With our Indonesia study, I was feeling a little frustrated that we didn't have more time to dig deeper. But then we were talking about everything they had learned compared to what we knew a few weeks ago when we started, and I was truly impressed by the depth of their collective understanding. They all know some folktales with kancil the mouse deer, heard about the daily life of kids, know some more about rice and its cultivation, have an appreciation for Indonesia's place on the Ring of Fire, learned a little bit about Islam, have tried to do some Indonesian dance, know what a gamelan orchestra sounds like, can hopefully find Indonesia on a map, and know what Indonesian sounds like and maybe even a few words and phrases. That's not bad for a month's worth of work, and I'm proud of all they learned.
Morgan's PK and K Class
We played and worked on so many different things this week:
* Spanish math bingo: practicing our numbers 1-10
* The # 27
* Touch and feel books and using descriptive words to talk about what we were touching
* Look and Find books: some children worked together and other worked solo
* Created Bingo dabber art
* Used magnifying glasses to look for bugs outside
* Guessed what the end rhyming words were going to be in Dr. Seuss books
* Worked on our jumping, rolling, balancing, climbing skills in different types of nature
* We created a playdough bakery shop. The children counted all of our creations and talked about what ingredients were used and how much they needed (measurements: cup, tablespoon, "a pinch", etc.).

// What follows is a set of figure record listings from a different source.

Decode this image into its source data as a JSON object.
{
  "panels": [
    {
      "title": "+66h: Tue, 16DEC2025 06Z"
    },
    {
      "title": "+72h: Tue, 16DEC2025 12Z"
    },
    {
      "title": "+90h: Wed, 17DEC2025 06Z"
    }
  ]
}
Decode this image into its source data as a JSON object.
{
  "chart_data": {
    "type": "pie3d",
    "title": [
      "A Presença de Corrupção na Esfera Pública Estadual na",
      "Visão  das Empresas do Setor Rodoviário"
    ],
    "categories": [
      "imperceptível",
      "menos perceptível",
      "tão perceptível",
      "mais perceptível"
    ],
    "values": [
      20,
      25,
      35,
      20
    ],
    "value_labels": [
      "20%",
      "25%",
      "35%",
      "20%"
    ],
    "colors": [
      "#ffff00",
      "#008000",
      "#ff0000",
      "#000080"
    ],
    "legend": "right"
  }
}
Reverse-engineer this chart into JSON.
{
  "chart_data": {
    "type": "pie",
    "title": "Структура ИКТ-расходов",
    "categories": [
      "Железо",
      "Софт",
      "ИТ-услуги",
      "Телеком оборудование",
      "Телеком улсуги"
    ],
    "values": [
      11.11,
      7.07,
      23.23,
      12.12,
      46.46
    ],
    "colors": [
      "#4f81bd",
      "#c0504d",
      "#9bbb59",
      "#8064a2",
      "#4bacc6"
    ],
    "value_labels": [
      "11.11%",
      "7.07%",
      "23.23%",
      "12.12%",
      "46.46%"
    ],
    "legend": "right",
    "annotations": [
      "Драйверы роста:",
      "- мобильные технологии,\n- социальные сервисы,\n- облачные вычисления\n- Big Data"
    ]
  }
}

* Painted on different textures (rocks, thin/thick paper)
* Voted on what songs we want to perform for the end of the year celebration. The children then counted how many hands were raised.
Tracy's 1st-2nd Class
In math, the kids worked in small groups to plan lunches for the week on a limited budget. They practiced making different amounts with coins and dollar bills, and there were some good discussions about what they needed to stay healthy - all food groups were represented. We also figured out how many of each coin we need to make a dollar and timed ourselves to see how fast we could count them. The second graders are continuing their work with multiplication, and the first graders are practicing their math facts a little bit each day.
In writing, almost everyone is done with their alternative world stories. We'll be publishing these and sharing them with everyone on Thursday. Many of the kids have expressed interest in helping me to write the morning message, so we are taking turns doing this between now and the end of the year.
Theresa's 3rd-5th Class
This week, the big kids spent a lot of time organizing the class trip to the Forest Farm Campsite. They talked with the owner, made packing lists, made shopping lists, estimated expenses and so much more. This week, we are going to determine who is cooking and cleaning up, and we are going to make some plans of what we want to do. They are learning that it is not easy to take a trip. That said. we are all very excited.
The 5th graders have a test on Monday, and it looks like they are going to finish their books before the end of the year.
In reading, most of the kids are reading The Giver, by Lois Lowry. It is a beautiful story about dystopian society. It is another nail biter! The kids are loving it.